Le chemin parcouru pour préparer à une compétition est quelque chose de très important pour moi. J’aime beaucoup l’instant présent : l’entrainement, la répétition la construction de cet entrainement. J’aime également le rapport à l’eau, qui est très fort. On est dans un environnement 800 fois plus dense que l’air. On est vraiment en interaction avec ce milieu, puisqu’il vous touche, il vous bouleverse sensoriellement.
C’est aussi un milieu dans lequel on peut voler, puisque deux forces opposées, la gravité et la poussée d’Archimède, nous permettent d’évoluer en trois dimensions dans l’eau. On a une sensation de vol, d’absence d’apesanteur qui est très, très forte.
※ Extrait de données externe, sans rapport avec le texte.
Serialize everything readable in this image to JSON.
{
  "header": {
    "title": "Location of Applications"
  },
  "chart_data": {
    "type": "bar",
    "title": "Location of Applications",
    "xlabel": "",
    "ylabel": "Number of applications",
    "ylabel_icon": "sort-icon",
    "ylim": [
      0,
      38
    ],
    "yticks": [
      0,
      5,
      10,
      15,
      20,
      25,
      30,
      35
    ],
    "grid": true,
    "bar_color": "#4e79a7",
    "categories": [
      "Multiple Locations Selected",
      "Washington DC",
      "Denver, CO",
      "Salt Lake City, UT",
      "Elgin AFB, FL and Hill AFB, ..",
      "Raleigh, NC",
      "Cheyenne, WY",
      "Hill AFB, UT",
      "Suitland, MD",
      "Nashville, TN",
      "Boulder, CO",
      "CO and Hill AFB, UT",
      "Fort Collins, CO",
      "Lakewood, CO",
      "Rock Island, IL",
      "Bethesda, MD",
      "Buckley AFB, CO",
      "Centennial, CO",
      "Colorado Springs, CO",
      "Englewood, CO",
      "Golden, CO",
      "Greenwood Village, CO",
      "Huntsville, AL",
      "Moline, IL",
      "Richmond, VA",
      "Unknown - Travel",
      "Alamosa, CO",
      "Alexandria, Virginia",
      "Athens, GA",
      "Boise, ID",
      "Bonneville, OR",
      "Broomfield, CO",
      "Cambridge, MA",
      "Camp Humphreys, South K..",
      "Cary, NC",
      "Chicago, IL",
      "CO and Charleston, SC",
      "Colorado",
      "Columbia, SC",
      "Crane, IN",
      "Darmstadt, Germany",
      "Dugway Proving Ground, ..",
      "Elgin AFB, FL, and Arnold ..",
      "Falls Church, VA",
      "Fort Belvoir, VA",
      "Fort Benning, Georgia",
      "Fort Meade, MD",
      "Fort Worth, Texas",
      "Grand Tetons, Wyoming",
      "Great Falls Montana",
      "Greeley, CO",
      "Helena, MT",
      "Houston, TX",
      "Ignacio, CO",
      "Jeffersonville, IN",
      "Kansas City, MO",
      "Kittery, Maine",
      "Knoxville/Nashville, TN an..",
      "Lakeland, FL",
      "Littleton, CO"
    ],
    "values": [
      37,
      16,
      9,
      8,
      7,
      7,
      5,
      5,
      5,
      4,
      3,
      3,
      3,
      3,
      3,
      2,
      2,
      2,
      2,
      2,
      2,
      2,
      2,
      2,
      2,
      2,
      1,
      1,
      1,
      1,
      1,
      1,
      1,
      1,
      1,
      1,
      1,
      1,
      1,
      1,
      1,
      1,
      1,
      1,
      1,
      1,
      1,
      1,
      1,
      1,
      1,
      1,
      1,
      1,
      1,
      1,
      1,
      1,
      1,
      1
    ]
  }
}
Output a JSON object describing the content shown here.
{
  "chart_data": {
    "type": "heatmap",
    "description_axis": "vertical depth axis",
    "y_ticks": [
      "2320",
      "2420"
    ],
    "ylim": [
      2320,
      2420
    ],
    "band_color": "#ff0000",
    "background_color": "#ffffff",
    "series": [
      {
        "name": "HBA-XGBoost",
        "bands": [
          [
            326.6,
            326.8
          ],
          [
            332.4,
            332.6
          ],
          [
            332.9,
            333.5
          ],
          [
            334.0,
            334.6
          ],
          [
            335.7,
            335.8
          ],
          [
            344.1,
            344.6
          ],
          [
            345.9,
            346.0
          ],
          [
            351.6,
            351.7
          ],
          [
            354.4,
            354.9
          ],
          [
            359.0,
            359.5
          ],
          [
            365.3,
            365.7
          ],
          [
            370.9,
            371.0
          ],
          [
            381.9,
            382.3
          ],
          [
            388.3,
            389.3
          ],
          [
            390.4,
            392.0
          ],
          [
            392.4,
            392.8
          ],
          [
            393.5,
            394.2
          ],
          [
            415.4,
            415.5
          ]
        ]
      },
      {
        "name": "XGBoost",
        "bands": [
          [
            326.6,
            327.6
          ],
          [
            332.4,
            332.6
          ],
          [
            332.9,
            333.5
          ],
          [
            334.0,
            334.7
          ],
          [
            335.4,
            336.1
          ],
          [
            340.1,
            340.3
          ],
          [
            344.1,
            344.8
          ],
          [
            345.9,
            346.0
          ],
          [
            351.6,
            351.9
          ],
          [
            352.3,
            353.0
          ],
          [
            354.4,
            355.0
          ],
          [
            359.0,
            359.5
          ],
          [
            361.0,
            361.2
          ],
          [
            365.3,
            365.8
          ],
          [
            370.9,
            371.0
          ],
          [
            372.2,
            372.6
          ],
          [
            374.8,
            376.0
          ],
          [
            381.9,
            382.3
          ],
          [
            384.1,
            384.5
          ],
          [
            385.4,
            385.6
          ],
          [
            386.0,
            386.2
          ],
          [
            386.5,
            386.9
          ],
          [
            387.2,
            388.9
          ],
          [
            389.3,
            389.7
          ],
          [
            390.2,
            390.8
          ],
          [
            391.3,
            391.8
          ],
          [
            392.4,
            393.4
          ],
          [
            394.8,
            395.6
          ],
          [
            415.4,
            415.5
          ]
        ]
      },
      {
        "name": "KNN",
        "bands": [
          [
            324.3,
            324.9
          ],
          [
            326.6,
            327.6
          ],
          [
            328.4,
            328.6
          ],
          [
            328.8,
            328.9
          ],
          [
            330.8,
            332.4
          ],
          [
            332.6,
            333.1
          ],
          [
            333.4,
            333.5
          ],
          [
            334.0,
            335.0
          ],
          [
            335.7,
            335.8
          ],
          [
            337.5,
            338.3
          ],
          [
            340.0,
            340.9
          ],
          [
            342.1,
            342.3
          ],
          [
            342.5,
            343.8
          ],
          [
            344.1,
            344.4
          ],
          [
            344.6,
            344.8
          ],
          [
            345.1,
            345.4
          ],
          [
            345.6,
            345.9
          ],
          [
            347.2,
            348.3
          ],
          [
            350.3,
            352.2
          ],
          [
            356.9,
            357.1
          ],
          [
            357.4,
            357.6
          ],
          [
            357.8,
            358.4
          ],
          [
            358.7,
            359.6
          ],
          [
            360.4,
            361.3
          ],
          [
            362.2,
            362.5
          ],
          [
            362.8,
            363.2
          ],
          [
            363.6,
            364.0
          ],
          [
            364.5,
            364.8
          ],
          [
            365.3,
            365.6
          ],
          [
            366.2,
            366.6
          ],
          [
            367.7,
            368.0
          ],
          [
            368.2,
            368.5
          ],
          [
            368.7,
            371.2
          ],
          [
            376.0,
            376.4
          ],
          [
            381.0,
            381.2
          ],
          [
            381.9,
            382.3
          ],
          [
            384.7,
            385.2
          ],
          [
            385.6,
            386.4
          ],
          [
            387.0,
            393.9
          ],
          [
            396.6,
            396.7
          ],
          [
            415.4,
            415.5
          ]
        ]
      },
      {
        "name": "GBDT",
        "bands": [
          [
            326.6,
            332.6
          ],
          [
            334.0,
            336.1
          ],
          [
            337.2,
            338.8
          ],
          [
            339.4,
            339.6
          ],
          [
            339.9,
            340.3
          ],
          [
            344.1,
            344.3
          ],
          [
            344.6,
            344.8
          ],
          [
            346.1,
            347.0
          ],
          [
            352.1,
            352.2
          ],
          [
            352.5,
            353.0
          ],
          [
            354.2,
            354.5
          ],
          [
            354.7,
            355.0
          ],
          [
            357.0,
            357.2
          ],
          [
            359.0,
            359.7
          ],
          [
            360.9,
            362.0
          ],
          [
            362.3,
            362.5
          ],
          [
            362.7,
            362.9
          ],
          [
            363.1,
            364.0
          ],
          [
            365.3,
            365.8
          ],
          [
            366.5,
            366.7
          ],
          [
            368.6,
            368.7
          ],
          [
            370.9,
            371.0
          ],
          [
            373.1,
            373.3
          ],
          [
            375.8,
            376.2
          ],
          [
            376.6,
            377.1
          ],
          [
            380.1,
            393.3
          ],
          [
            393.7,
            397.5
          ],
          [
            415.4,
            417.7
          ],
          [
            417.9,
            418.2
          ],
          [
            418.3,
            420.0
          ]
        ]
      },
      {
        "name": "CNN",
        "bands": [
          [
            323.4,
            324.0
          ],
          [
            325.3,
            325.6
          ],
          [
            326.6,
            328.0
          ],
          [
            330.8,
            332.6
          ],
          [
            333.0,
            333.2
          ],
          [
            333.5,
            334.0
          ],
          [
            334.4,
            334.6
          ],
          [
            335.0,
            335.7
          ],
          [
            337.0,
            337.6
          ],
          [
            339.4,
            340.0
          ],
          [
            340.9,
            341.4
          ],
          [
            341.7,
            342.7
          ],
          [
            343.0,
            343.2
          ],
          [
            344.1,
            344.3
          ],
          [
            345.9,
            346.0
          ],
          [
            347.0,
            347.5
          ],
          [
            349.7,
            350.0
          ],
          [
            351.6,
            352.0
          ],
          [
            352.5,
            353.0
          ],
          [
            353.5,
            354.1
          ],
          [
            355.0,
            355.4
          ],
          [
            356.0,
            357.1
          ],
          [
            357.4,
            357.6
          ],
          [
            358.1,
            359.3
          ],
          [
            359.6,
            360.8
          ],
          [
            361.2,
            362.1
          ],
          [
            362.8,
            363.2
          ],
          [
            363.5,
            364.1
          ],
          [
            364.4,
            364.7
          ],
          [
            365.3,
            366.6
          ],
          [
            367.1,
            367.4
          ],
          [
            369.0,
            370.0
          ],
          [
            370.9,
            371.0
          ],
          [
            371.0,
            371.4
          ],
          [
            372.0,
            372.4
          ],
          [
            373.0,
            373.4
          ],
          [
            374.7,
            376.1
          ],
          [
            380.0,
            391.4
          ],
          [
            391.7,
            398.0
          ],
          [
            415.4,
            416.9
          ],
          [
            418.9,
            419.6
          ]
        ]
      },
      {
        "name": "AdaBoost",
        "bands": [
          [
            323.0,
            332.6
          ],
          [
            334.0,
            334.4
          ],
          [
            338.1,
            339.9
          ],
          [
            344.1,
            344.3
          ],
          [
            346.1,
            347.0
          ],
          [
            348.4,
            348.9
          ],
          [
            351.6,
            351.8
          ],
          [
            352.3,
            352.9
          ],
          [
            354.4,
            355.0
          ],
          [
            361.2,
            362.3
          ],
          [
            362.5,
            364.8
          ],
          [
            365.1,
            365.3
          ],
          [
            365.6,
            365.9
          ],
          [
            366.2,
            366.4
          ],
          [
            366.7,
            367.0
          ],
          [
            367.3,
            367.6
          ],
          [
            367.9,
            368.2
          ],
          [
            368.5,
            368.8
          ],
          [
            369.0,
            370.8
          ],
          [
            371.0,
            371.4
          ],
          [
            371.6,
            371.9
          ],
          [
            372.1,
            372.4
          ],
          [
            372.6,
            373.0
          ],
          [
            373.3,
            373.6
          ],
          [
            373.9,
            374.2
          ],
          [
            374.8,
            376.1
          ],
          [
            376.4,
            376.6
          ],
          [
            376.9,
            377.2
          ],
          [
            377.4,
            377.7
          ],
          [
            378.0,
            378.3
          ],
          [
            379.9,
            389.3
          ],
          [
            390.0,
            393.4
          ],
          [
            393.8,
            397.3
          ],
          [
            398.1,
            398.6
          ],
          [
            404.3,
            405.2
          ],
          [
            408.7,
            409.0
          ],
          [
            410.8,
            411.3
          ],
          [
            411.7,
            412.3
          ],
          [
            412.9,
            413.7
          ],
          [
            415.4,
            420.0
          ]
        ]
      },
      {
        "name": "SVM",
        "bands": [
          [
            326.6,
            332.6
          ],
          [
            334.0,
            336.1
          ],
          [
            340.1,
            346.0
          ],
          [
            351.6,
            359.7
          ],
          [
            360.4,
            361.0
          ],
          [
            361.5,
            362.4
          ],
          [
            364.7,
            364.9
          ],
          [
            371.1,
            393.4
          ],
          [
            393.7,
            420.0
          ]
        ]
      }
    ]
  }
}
La mer, c’est aussi des paysages fantastiques comme des canyons sous-marins, des nuances de bleu infinies. Et c’est bien sûr aussi un environnement vivant avec sa faune et sa flore… un milieu en grand péril. Mais ça, c’est un autre sujet.
Deux jours après cette interview, Morgan Bourc’his a obtenu un second podium aux Championnats du Monde à Nice. Il termine en bronze sur l’épreuve d’immersion libre avec une descente à 105 mètres de profondeur.